Inverse sinusoidal pulse width modulation switched electric vehicles’ battery charger

Abstract

This paper presents an efficient, cost-effective and sustainable grid-connected electric vehicles’ (EVs’) battery charger based on a buck converter to reduce the harmonics injected into the mains power line. To utilize the switching converter as an effective power factor controller (PFC), inverse sinusoidal pulse width modulation (ISPWM) signals are applied. However, a mathematical relationship between the sending-end power factor and the duty ratio of the switching buck converter is derived. To ensure the sustenance of the proposed method, a simulation model of the battery charging system is tested in PSIM simulation platform. The simulation results yield to a loss-less charging system with a sending-end power factor close to unity. An experimental testbed comprising a 60 V battery bank of 100 A-h capacity with a charging current of 7 A is developed.

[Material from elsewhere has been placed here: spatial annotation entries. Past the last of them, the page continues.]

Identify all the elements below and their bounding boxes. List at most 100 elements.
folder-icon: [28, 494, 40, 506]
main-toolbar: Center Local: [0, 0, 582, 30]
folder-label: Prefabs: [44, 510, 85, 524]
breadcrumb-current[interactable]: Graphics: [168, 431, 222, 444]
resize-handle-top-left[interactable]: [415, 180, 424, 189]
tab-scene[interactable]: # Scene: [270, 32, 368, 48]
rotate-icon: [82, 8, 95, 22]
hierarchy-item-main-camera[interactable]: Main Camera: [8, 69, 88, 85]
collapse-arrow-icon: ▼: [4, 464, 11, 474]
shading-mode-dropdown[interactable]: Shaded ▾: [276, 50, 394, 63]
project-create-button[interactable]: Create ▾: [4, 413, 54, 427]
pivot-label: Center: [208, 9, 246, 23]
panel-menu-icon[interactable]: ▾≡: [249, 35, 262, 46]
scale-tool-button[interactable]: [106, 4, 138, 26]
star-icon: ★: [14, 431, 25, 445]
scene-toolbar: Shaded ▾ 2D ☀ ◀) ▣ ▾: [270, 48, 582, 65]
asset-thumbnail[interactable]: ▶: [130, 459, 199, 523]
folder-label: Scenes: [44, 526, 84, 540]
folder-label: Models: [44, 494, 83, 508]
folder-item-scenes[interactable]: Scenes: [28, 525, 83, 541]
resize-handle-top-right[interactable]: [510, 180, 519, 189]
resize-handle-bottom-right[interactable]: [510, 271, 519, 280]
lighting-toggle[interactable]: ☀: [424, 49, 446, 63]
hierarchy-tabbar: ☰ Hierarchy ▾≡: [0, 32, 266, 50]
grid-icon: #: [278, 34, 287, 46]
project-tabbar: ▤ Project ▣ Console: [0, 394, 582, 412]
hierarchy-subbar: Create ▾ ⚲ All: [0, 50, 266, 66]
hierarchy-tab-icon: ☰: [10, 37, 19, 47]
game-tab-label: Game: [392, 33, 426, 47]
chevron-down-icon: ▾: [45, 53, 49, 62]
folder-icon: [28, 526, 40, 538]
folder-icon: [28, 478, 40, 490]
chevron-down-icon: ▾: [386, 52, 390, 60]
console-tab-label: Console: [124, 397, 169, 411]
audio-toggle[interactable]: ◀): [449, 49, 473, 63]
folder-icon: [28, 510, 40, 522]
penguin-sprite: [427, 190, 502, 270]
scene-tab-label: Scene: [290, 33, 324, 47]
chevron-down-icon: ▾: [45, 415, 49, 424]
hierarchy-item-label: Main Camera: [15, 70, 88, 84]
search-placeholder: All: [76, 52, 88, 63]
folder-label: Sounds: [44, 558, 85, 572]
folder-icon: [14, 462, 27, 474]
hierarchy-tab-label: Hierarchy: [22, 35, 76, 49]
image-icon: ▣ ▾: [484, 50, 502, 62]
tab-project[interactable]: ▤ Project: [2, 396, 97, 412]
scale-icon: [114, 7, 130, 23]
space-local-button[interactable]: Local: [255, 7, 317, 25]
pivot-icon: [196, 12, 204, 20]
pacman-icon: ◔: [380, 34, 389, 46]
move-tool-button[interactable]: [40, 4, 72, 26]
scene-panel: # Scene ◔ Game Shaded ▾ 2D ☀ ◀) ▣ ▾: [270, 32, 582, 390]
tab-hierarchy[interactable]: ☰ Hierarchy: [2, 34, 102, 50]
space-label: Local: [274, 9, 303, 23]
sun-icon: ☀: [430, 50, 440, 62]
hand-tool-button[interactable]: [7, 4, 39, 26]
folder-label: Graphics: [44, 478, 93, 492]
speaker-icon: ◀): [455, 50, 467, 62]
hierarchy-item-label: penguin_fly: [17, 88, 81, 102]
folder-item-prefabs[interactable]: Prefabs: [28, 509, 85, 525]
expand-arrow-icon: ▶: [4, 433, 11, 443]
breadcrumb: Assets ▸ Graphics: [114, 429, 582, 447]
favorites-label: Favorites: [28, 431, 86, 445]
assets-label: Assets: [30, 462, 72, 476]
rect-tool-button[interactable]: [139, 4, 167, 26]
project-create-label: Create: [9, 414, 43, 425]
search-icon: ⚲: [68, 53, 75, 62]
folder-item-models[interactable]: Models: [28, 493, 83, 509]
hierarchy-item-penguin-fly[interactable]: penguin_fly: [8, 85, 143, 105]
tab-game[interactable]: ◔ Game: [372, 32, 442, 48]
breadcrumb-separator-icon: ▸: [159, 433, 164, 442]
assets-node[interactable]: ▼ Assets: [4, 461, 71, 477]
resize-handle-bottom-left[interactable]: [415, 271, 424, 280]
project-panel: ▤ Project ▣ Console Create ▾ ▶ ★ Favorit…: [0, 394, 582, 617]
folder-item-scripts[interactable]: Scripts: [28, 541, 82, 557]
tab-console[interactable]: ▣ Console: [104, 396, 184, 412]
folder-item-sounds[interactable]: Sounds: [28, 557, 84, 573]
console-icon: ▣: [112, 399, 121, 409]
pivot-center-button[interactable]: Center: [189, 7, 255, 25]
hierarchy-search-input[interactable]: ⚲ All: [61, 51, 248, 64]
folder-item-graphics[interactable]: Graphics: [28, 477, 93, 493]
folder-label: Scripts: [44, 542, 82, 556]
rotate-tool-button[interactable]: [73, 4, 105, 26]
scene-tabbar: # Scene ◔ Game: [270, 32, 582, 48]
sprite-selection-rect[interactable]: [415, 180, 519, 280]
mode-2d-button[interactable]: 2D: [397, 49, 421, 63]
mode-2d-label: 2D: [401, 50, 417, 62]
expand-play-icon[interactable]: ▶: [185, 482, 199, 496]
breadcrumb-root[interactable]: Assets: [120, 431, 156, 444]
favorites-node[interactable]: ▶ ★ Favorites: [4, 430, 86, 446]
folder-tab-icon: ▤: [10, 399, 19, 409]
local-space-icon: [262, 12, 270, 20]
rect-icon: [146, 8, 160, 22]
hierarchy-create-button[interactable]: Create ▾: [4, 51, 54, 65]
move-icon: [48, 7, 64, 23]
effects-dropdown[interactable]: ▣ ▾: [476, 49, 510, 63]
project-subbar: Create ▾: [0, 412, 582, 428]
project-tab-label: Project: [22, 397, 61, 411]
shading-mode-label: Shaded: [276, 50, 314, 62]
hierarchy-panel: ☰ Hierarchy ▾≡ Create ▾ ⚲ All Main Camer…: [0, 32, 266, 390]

The laboratory assessments present an 88.1% efficient charging prototype with a resultant sending-end power factor of 0.89. The laboratory framework concerns with the comparative analysis of the sending-end power factor, system efficiency, and mains line current total harmonic distortion (THD) obtained for different charging methods - simple battery charger, fixed duty ratio controlled buck converter and the proposed topology. The performance evaluations corroborate the reliability of the presented work.